This Task will focus on the critical analysis, simulation, laboratory test and onsite monitoring of envelope systems entailing elements that use and/or control incident solar energy, having one or more of the following uses:
- To deliver renewable thermal or/and electric energy to the systems providing heating, cooling and ventilation to buildings
- To reduce heating and cooling demands of buildings, while controlling daylight
Technologies are considered that account for the specificity of the intervention on residential and tertiary buildings, both new-built and retrofitted.
Integration of Solar Envelope solutions into the building’s HVAC and lighting systems through a systemic approach is central in this Task.
Energy performance, indoor comfort and architectural integration are addressed all along the Task duration.
In the residential sector, solar thermal and PV systems are typically mounted on building roofs with limited attempt to incorporate them into the building envelope, creating aesthetic drawbacks and space availability problems. On the contrary, the use of facades is highly unexplored. Daylight control is delegated to the individuals’ management of blinds and curtains, leading to high thermal loads both during midseasons and summertime.
In the tertiary segment (offices, schools, hospitals), the roof is again, most of the time, the only surface devoted to the installation of solar thermal and PV technologies. While daylight control is now state of the art in terms of shading effect, the utilization of shading devices to also redirect natural light into the room, improving visual comfort at the same time, has still to be improved.
Moreover, when energy efficient technologies are installed together with traditional ones, frequently the first are just “added on top” of the main systems, thereby investment costs burst and performance are hardly optimised.
The Task will focus on solutions looking at the mass market through an industrialised integration of active components into envelope elements.
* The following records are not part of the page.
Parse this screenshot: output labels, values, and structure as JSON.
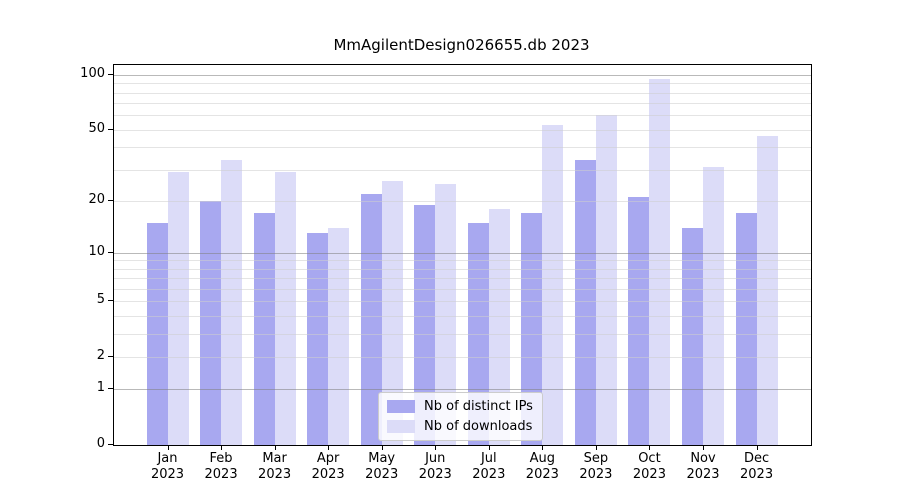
{
  "title": "MmAgilentDesign026655.db 2023",
  "chart_data": {
    "type": "bar",
    "title": "MmAgilentDesign026655.db 2023",
    "categories": [
      "Jan",
      "Feb",
      "Mar",
      "Apr",
      "May",
      "Jun",
      "Jul",
      "Aug",
      "Sep",
      "Oct",
      "Nov",
      "Dec"
    ],
    "category_year": "2023",
    "series": [
      {
        "name": "Nb of distinct IPs",
        "color": "#a8a8f0",
        "values": [
          15,
          20,
          17,
          13,
          22,
          19,
          15,
          17,
          34,
          21,
          14,
          17
        ]
      },
      {
        "name": "Nb of downloads",
        "color": "#dcdcf8",
        "values": [
          29,
          34,
          29,
          14,
          26,
          25,
          18,
          53,
          60,
          95,
          31,
          46
        ]
      }
    ],
    "xlabel": "",
    "ylabel": "",
    "yscale": "log1p",
    "yticks": [
      0,
      1,
      2,
      5,
      10,
      20,
      50,
      100
    ],
    "major_gridlines": [
      1,
      10,
      100
    ],
    "minor_gridlines": [
      2,
      3,
      4,
      5,
      6,
      7,
      8,
      9,
      20,
      30,
      40,
      50,
      60,
      70,
      80,
      90
    ],
    "ylim": [
      0,
      113
    ],
    "grid": true,
    "legend_position": "lower center",
    "colors": {
      "axis": "#000000",
      "text": "#000000",
      "major_grid": "#9a9a9a",
      "minor_grid": "#e2e2e2",
      "background": "#ffffff"
    }
  }
}
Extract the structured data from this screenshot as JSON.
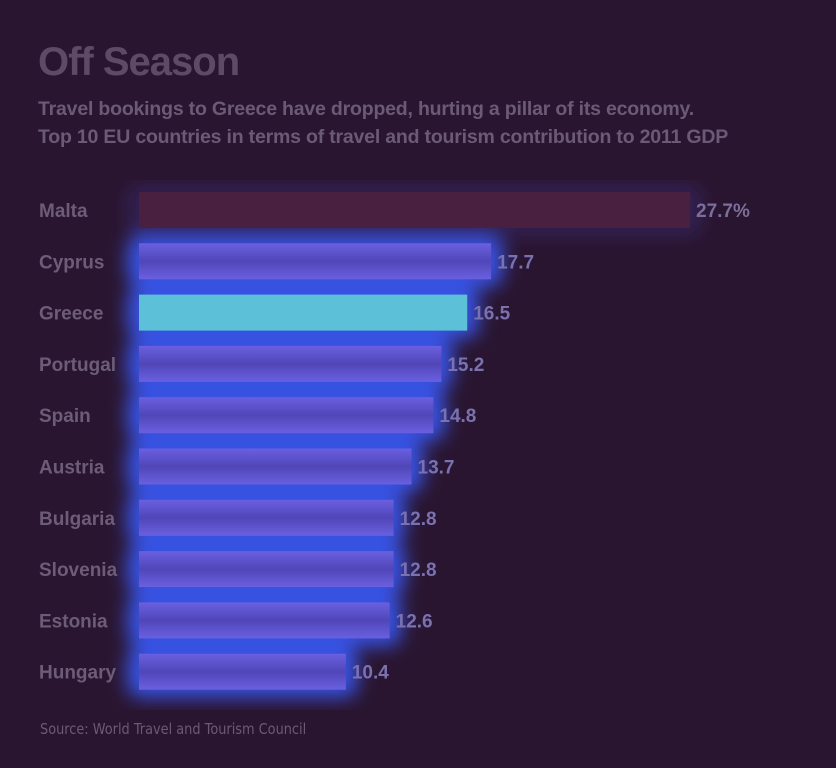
{
  "header": {
    "title": "Off Season",
    "subtitle_1": "Travel bookings to Greece have dropped, hurting a pillar of its economy.",
    "subtitle_2": "Top 10 EU countries in terms of travel and tourism contribution to 2011 GDP"
  },
  "footer": {
    "source": "Source: World Travel and Tourism Council"
  },
  "colors": {
    "background": "#2a1530",
    "highlight_bar": "#5cc0d8",
    "bar": "#5a52c8",
    "malta_bar": "#4a2040",
    "glow": "#3a5cff",
    "text": "#6b5a76"
  },
  "chart_data": {
    "type": "bar",
    "orientation": "horizontal",
    "categories": [
      "Malta",
      "Cyprus",
      "Greece",
      "Portugal",
      "Spain",
      "Austria",
      "Bulgaria",
      "Slovenia",
      "Estonia",
      "Hungary"
    ],
    "values": [
      27.7,
      17.7,
      16.5,
      15.2,
      14.8,
      13.7,
      12.8,
      12.8,
      12.6,
      10.4
    ],
    "value_labels": [
      "27.7%",
      "17.7",
      "16.5",
      "15.2",
      "14.8",
      "13.7",
      "12.8",
      "12.8",
      "12.6",
      "10.4"
    ],
    "highlight": "Greece",
    "title": "Off Season",
    "xlabel": "",
    "ylabel": "",
    "xlim": [
      0,
      27.7
    ],
    "grid": false,
    "legend": "none"
  }
}
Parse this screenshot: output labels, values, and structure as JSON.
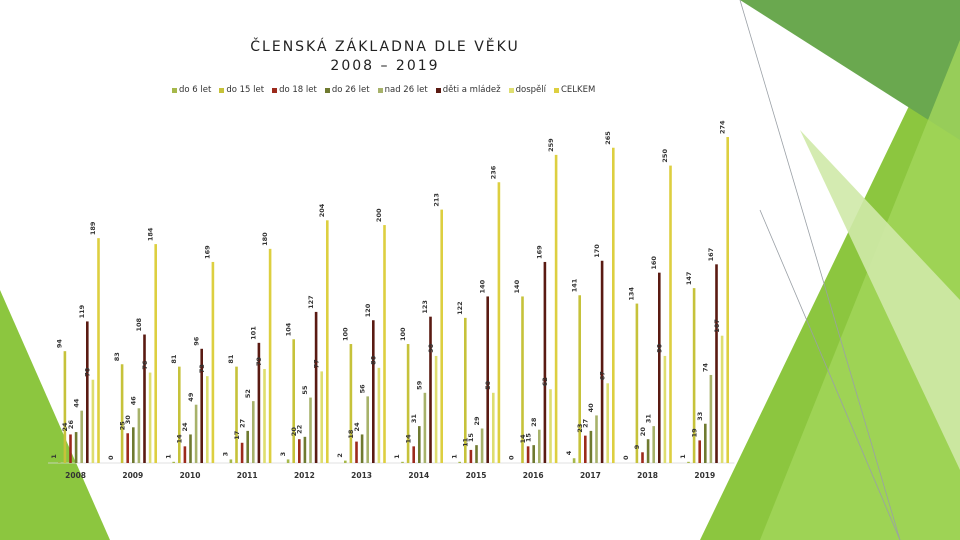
{
  "title": "ČLENSKÁ ZÁKLADNA DLE VĚKU",
  "subtitle": "2008 – 2019",
  "colors": {
    "do 6 let": "#a6b84a",
    "do 15 let": "#c6c23a",
    "do 18 let": "#9c2a1c",
    "do 26 let": "#6f7a30",
    "nad 26 let": "#a7b26a",
    "děti a mládež": "#5a1a12",
    "dospělí": "#dede70",
    "CELKEM": "#ddcf40"
  },
  "chart_data": {
    "type": "bar",
    "title": "ČLENSKÁ ZÁKLADNA DLE VĚKU",
    "subtitle": "2008 – 2019",
    "categories": [
      "2008",
      "2009",
      "2010",
      "2011",
      "2012",
      "2013",
      "2014",
      "2015",
      "2016",
      "2017",
      "2018",
      "2019"
    ],
    "series": [
      {
        "name": "do 6 let",
        "values": [
          1,
          0,
          1,
          3,
          3,
          2,
          1,
          1,
          0,
          4,
          0,
          1
        ]
      },
      {
        "name": "do 15 let",
        "values": [
          94,
          83,
          81,
          81,
          104,
          100,
          100,
          122,
          140,
          141,
          134,
          147
        ]
      },
      {
        "name": "do 18 let",
        "values": [
          24,
          25,
          14,
          17,
          20,
          18,
          14,
          11,
          14,
          23,
          9,
          19
        ]
      },
      {
        "name": "do 26 let",
        "values": [
          26,
          30,
          24,
          27,
          22,
          24,
          31,
          15,
          15,
          27,
          20,
          33
        ]
      },
      {
        "name": "nad 26 let",
        "values": [
          44,
          46,
          49,
          52,
          55,
          56,
          59,
          29,
          28,
          40,
          31,
          74
        ]
      },
      {
        "name": "děti a mládež",
        "values": [
          119,
          108,
          96,
          101,
          127,
          120,
          123,
          140,
          169,
          170,
          160,
          167
        ]
      },
      {
        "name": "dospělí",
        "values": [
          70,
          76,
          73,
          79,
          77,
          80,
          90,
          59,
          62,
          67,
          90,
          107
        ]
      },
      {
        "name": "CELKEM",
        "values": [
          189,
          184,
          169,
          180,
          204,
          200,
          213,
          236,
          259,
          265,
          250,
          274
        ]
      }
    ],
    "ylim": [
      0,
      290
    ],
    "legend": "top",
    "grid": false
  }
}
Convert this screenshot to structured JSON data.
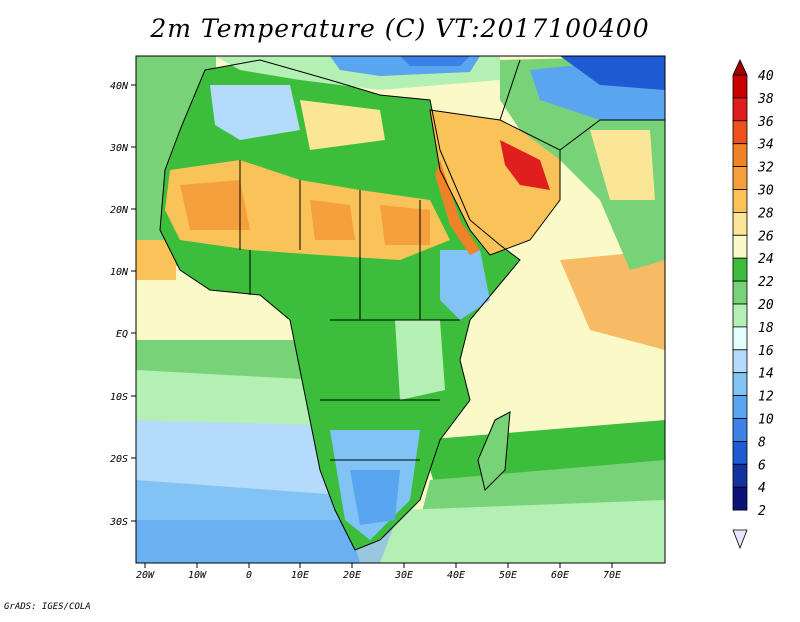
{
  "title": "2m Temperature (C) VT:2017100400",
  "credit": "GrADS: IGES/COLA",
  "map": {
    "region": "Africa and Middle East",
    "lon_range": [
      -23,
      80
    ],
    "lat_range": [
      -36,
      46
    ],
    "lon_ticks": [
      "20W",
      "10W",
      "0",
      "10E",
      "20E",
      "30E",
      "40E",
      "50E",
      "60E",
      "70E"
    ],
    "lat_ticks": [
      "40N",
      "30N",
      "20N",
      "10N",
      "EQ",
      "10S",
      "20S",
      "30S"
    ]
  },
  "colorbar": {
    "labels": [
      "40",
      "38",
      "36",
      "34",
      "32",
      "30",
      "28",
      "26",
      "24",
      "22",
      "20",
      "18",
      "16",
      "14",
      "12",
      "10",
      "8",
      "6",
      "4",
      "2"
    ],
    "colors": {
      "c40": "#a00000",
      "c38": "#c80000",
      "c36": "#e11e1e",
      "c34": "#f0501e",
      "c32": "#f08228",
      "c30": "#f5a03c",
      "c28": "#fac35a",
      "c26": "#fae696",
      "c24": "#fafac8",
      "c22": "#3cbe3c",
      "c20": "#78d278",
      "c18": "#b4f0b4",
      "c16": "#e6ffff",
      "c14": "#b4dcfa",
      "c12": "#82c3f5",
      "c10": "#5aa5f0",
      "c8": "#3c82e6",
      "c6": "#1e5ad2",
      "c4": "#1432a0",
      "c2": "#0a1478",
      "cmin": "#e6e6ff"
    }
  }
}
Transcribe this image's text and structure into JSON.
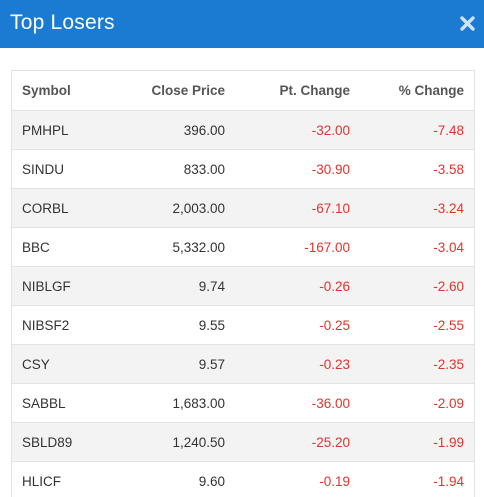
{
  "modal": {
    "title": "Top Losers",
    "close_icon": "close-icon"
  },
  "colors": {
    "header_bg": "#1b7ad2",
    "negative": "#e3332d"
  },
  "table": {
    "headers": {
      "symbol": "Symbol",
      "close_price": "Close Price",
      "pt_change": "Pt. Change",
      "pct_change": "% Change"
    },
    "rows": [
      {
        "symbol": "PMHPL",
        "close_price": "396.00",
        "pt_change": "-32.00",
        "pct_change": "-7.48"
      },
      {
        "symbol": "SINDU",
        "close_price": "833.00",
        "pt_change": "-30.90",
        "pct_change": "-3.58"
      },
      {
        "symbol": "CORBL",
        "close_price": "2,003.00",
        "pt_change": "-67.10",
        "pct_change": "-3.24"
      },
      {
        "symbol": "BBC",
        "close_price": "5,332.00",
        "pt_change": "-167.00",
        "pct_change": "-3.04"
      },
      {
        "symbol": "NIBLGF",
        "close_price": "9.74",
        "pt_change": "-0.26",
        "pct_change": "-2.60"
      },
      {
        "symbol": "NIBSF2",
        "close_price": "9.55",
        "pt_change": "-0.25",
        "pct_change": "-2.55"
      },
      {
        "symbol": "CSY",
        "close_price": "9.57",
        "pt_change": "-0.23",
        "pct_change": "-2.35"
      },
      {
        "symbol": "SABBL",
        "close_price": "1,683.00",
        "pt_change": "-36.00",
        "pct_change": "-2.09"
      },
      {
        "symbol": "SBLD89",
        "close_price": "1,240.50",
        "pt_change": "-25.20",
        "pct_change": "-1.99"
      },
      {
        "symbol": "HLICF",
        "close_price": "9.60",
        "pt_change": "-0.19",
        "pct_change": "-1.94"
      }
    ]
  }
}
This is believed to provide the lowest cost-to-benefit ratio by:
- Optimising the installation and maintenance costs
- Entailing optimised control and continuous monitoring
- Providing reliable operation and predictable performance
- Eventually ensuring that more than one function is covered among the ones stated above (multifunctional systems)
- Substituting part of the backup system, instead of adding functionalities
- Reducing primary energy use by optimising the yearly solar energy utilization.
Despite the focus on industrialised solutions, best practices in terms of customised solutions will be also analysed in an attempt to assess their performance and potential adoption on the market.
The strategic objective of the Task is to coordinate the research and innovation effort taking place within the scientific community and the private sector, towards the utilization of envelope integrated technologies.